Расположились в расщелине. Корнев выставил охранение. Хорошо перекусив, устроились спать. Место было затененное, если не считать намятых боков, отдохнули хорошо.
- Сейчас радируем о первой части задачи. По второй у тебя есть предложения?
- Какие предложения!? Я, пока, «как пацан среди хулиганов».
- Предлагаю: заходим в дом этого «духа», говорим, что нас интересуют наши пленные, готовы их выкупить. Старик сам не решает, пойдет посоветоваться с кем нужно, а там они наверняка попросят прийти в другой раз. Решать все будет Хамит. Думаю, назначат нам встречу дня через три.

- Мы что, три дня тут куковать будем?
- Как прикажут. Многое будет зависеть от вылазки в аул. Может ты будешь говорить с Хамитом? Или Водудом.
- Поговорим.
Начало темнеть. Корнев приказал всем поужинать. Достал флягу, протянул Пчельникову, - Тут водка, хлебни от нервов.
Пчельников глотнул из фляги, закусил
- Олег, а тебе приходилось... - подыскивал слова.
- Что?
- Ну... убивать.
Корнев ковырял ножом в консервной банке.
- Приходилось. Не много, на личном счету пока шесть. Тех, что в общем бою, не в счет. Считаются только те, которых лично, один на один.
- И каково?
- Думать некогда. Потом - чувство тяжелое. Со временем притупляется. Ты бы видел, что они с нашими делают. Насмотришься, сам захочешь кого угодно убить.
- Гадость какая-то. Мы их, они нас! И чем дальше, тем больше звереем.
- Да, замкнутый круг. Только не спрашивай «кто виноват» и «что делать». Я не Чернышевский, ты не Ленин. Основная мысль - выжить. На каждый день - нажраться, выспаться, «чекисток» помять.
- Наших баб, что ли?
- На чекист, пей! - засмеялся Корнев. - Наши телки, многие, дают за чеки, которыми ты зарплату получаешь. Вот поэтому, они и называются «чекистками». Будешь радиограмму посылать?
- Посылать особо нечего. Передай вот эти цифры.
- Коваль, - позвал Корнев радиста, - передай вот это, - и протянул солдату два листка радиограммы.

                **

               
                В кабинете у Велина сидели Дзюба, Захаров. Позвонили с узла связи, сообщили, что есть радиограмма от Корнева.
- Твои как роботы, - усмехнулся Велин, - передали, что первый этап успешно.
- Разрешите мне идти лечиться. Следующее донесение будет только утром.
- Лечись. Я проверю, какие лекарства ты употребляешь.

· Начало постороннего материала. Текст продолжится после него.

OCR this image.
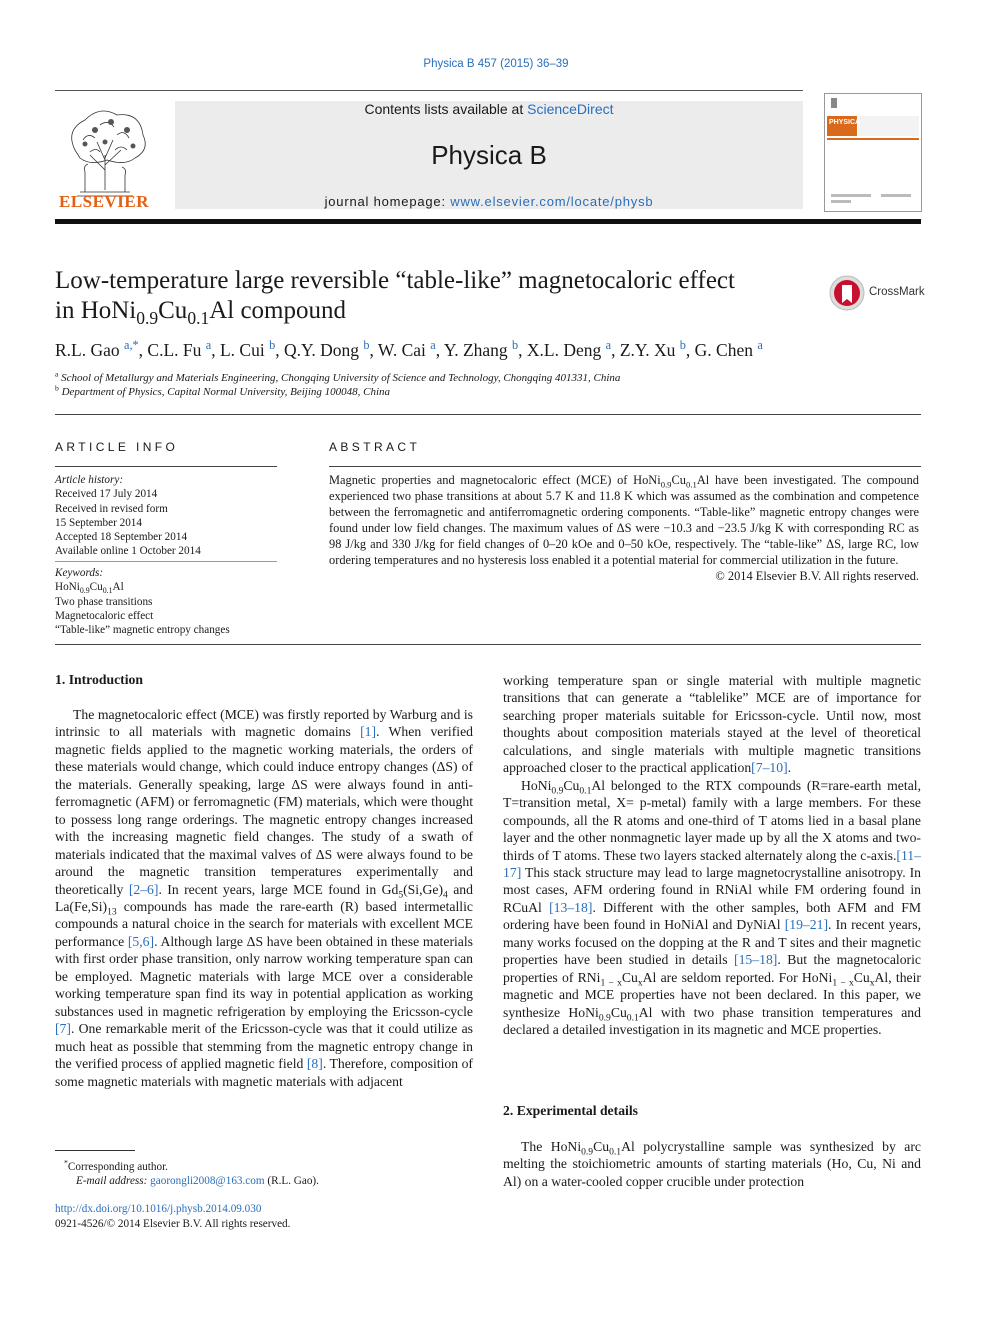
Physica B 457 (2015) 36–39
ELSEVIER
Contents lists available at ScienceDirect
Physica B
journal homepage: www.elsevier.com/locate/physb
PHYSICA
Low-temperature large reversible “table-like” magnetocaloric effect
in $HoNi_{0.9}Cu_{0.1}Al$ compound
CrossMark
R.L. Gao $^{a,*}$, C.L. Fu $^a$, L. Cui $^b$, Q.Y. Dong $^b$, W. Cai $^a$, Y. Zhang $^b$, X.L. Deng $^a$, Z.Y. Xu $^b$, G. Chen $^a$
$^a$ School of Metallurgy and Materials Engineering, Chongqing University of Science and Technology, Chongqing 401331, China
$^b$ Department of Physics, Capital Normal University, Beijing 100048, China
ARTICLE INFO
Article history:
Received 17 July 2014
Received in revised form
15 September 2014
Accepted 18 September 2014
Available online 1 October 2014
Keywords:
$HoNi_{0.9}Cu_{0.1}Al$
Two phase transitions
Magnetocaloric effect
“Table-like” magnetic entropy changes
ABSTRACT
Magnetic properties and magnetocaloric effect (MCE) of $HoNi_{0.9}Cu_{0.1}Al$ have been investigated. The compound experienced two phase transitions at about 5.7 K and 11.8 K which was assumed as the combination and competence between the ferromagnetic and antiferromagnetic ordering components. “Table-like” magnetic entropy changes were found under low field changes. The maximum values of ΔS were −10.3 and −23.5 J/kg K with corresponding RC as 98 J/kg and 330 J/kg for field changes of 0–20 kOe and 0–50 kOe, respectively. The “table-like” ΔS, large RC, low ordering temperatures and no hysteresis loss enabled it a potential material for commercial utilization in the future.
© 2014 Elsevier B.V. All rights reserved.
1. Introduction

The magnetocaloric effect (MCE) was firstly reported by Warburg and is intrinsic to all materials with magnetic domains [1]. When verified magnetic fields applied to the magnetic working materials, the orders of these materials would change, which could induce entropy changes (ΔS) of the materials. Generally speaking, large ΔS were always found in anti-ferromagnetic (AFM) or ferromagnetic (FM) materials, which were thought to possess long range orderings. The magnetic entropy changes increased with the increasing magnetic field changes. The study of a swath of materials indicated that the maximal valves of ΔS were always found to be around the magnetic transition temperatures experimentally and theoretically [2–6]. In recent years, large MCE found in $Gd_5(Si,Ge)_4$ and $La(Fe,Si)_{13}$ compounds has made the rare-earth (R) based intermetallic compounds a natural choice in the search for materials with excellent MCE performance [5,6]. Although large ΔS have been obtained in these materials with first order phase transition, only narrow working temperature span can be employed. Magnetic materials with large MCE over a considerable working temperature span find its way in potential application as working substances used in magnetic refrigeration by employing the Ericsson-cycle [7]. One remarkable merit of the Ericsson-cycle was that it could utilize as much heat as possible that stemming from the magnetic entropy change in the verified process of applied magnetic field [8]. Therefore, composition of some magnetic materials with magnetic materials with adjacent

*Corresponding author.
E-mail address: gaorongli2008@163.com (R.L. Gao).
http://dx.doi.org/10.1016/j.physb.2014.09.030
0921-4526/© 2014 Elsevier B.V. All rights reserved.

working temperature span or single material with multiple magnetic transitions that can generate a “tablelike” MCE are of importance for searching proper materials suitable for Ericsson-cycle. Until now, most thoughts about composition materials stayed at the level of theoretical calculations, and single materials with multiple magnetic transitions approached closer to the practical application[7–10].

$HoNi_{0.9}Cu_{0.1}Al$ belonged to the RTX compounds (R=rare-earth metal, T=transition metal, X= p-metal) family with a large members. For these compounds, all the R atoms and one-third of T atoms lied in a basal plane layer and the other nonmagnetic layer made up by all the X atoms and two-thirds of T atoms. These two layers stacked alternately along the c-axis.[11–17] This stack structure may lead to large magnetocrystalline anisotropy. In most cases, AFM ordering found in RNiAl while FM ordering found in RCuAl [13–18]. Different with the other samples, both AFM and FM ordering have been found in HoNiAl and DyNiAl [19–21]. In recent years, many works focused on the dopping at the R and T sites and their magnetic properties have been studied in details [15–18]. But the magnetocaloric properties of $RNi_{1 - x}Cu_xAl$ are seldom reported. For $HoNi_{1 - x}Cu_xAl$, their magnetic and MCE properties have not been declared. In this paper, we synthesize $HoNi_{0.9}Cu_{0.1}Al$ with two phase transition temperatures and declared a detailed investigation in its magnetic and MCE properties.

2. Experimental details

The $HoNi_{0.9}Cu_{0.1}Al$ polycrystalline sample was synthesized by arc melting the stoichiometric amounts of starting materials (Ho, Cu, Ni and Al) on a water-cooled copper crucible under protection
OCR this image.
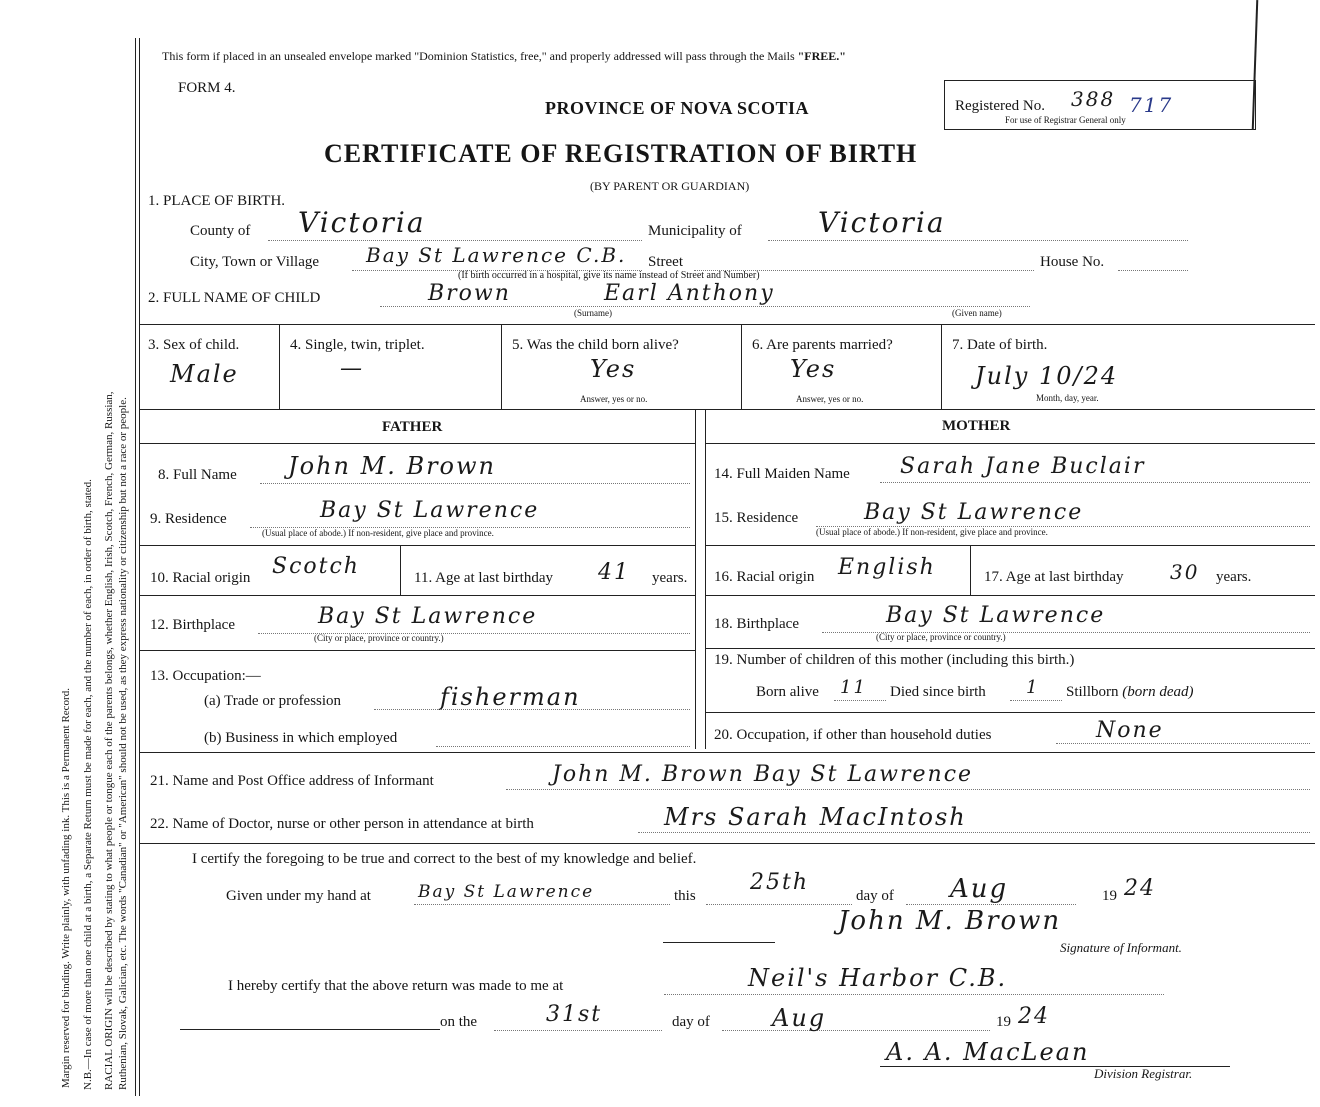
Margin reserved for binding. Write plainly, with unfading ink. This is a Permanent Record. N.B.—In case of more than one child at a birth, a Separate Return must be made for each, and the number of each, in order of birth, stated. RACIAL ORIGIN will be described by stating to what people or tongue each of the parents belongs, whether English, Irish, Scotch, French, German, Russian, Ruthenian, Slovak, Galician, etc. The words "Canadian" or "American" should not be used, as they express nationality or citizenship but not a race or people.
This form if placed in an unsealed envelope marked "Dominion Statistics, free," and properly addressed will pass through the Mails "FREE."
FORM 4.
PROVINCE OF NOVA SCOTIA
CERTIFICATE OF REGISTRATION OF BIRTH
(BY PARENT OR GUARDIAN)
Registered No. 388 717
For use of Registrar General only
1. PLACE OF BIRTH.
County of Victoria	Municipality of	Victoria
City, Town or Village Bay St Lawrence C.B. Street	House No.
(If birth occurred in a hospital, give its name instead of Street and Number)
2. FULL NAME OF CHILD	Brown	Earl Anthony
(Surname)	(Given name)
3. Sex of child.
Male
4. Single, twin, triplet.
—
5. Was the child born alive?
Yes
Answer, yes or no.
6. Are parents married?
Yes
Answer, yes or no.
7. Date of birth.
July 10/24
Month, day, year.
FATHER	MOTHER
8. Full Name John M. Brown
9. Residence	Bay St Lawrence
(Usual place of abode.) If non-resident, give place and province.
10. Racial origin Scotch	11. Age at last birthday 41 years.
12. Birthplace	Bay St Lawrence
(City or place, province or country.)
13. Occupation:—
(a) Trade or profession	fisherman
(b) Business in which employed
14. Full Maiden Name Sarah Jane Buclair
15. Residence	Bay St Lawrence
(Usual place of abode.) If non-resident, give place and province.
16. Racial origin English	17. Age at last birthday 30 years.
18. Birthplace	Bay St Lawrence
(City or place, province or country.)
19. Number of children of this mother (including this birth.)
Born alive 11 Died since birth 1 Stillborn (born dead)
20. Occupation, if other than household duties	None
21. Name and Post Office address of Informant	John M. Brown Bay St Lawrence
22. Name of Doctor, nurse or other person in attendance at birth	Mrs Sarah MacIntosh
I certify the foregoing to be true and correct to the best of my knowledge and belief.
Given under my hand at	Bay St Lawrence	this
25th
day of Aug	19 24
John M. Brown
Signature of Informant.
I hereby certify that the above return was made to me at	Neil's Harbor C.B.
on the	31st	day of	Aug	19 24
A. A. MacLean
Division Registrar.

               Дзюба решил навестить роту. Возле одного из «контейнеров» заметил группу солдат, сгрудившихся у дверей и окон, слышалось «ржание» как на конюшне. Дзюба заглянул через головы: на полу в вагончике сидела обезьяна. Ее ошейник, за узкий, длинный ремень, был пристегнут к ножке кровати. Не обращая внимания на солдат, обезьянка с остервенением пыталась оторвать ремешок от кровати - кувыркалась через голову, бегала вокруг ножки кровати, сердилась и гримасничала. Бойцы смеялись до слез. Заметив ротного, расступились. Дзюба вошел в домик.
                Обезьянка тут же ухватила его за ногу, стала дергать за одежду. Это вызвало новый приступ веселья.
- Ты кто такой? - поднял ее на руки Дзюба, - Чей холоп будешь?
- Это лейтенант Рязанов купил.
- Где он сам.
- На складе, боеприпасы получает.
- Наливайко, - обратился Дзюба к солдату, - вот тебе пара чеков, смотайся в магазин, купи ананасов.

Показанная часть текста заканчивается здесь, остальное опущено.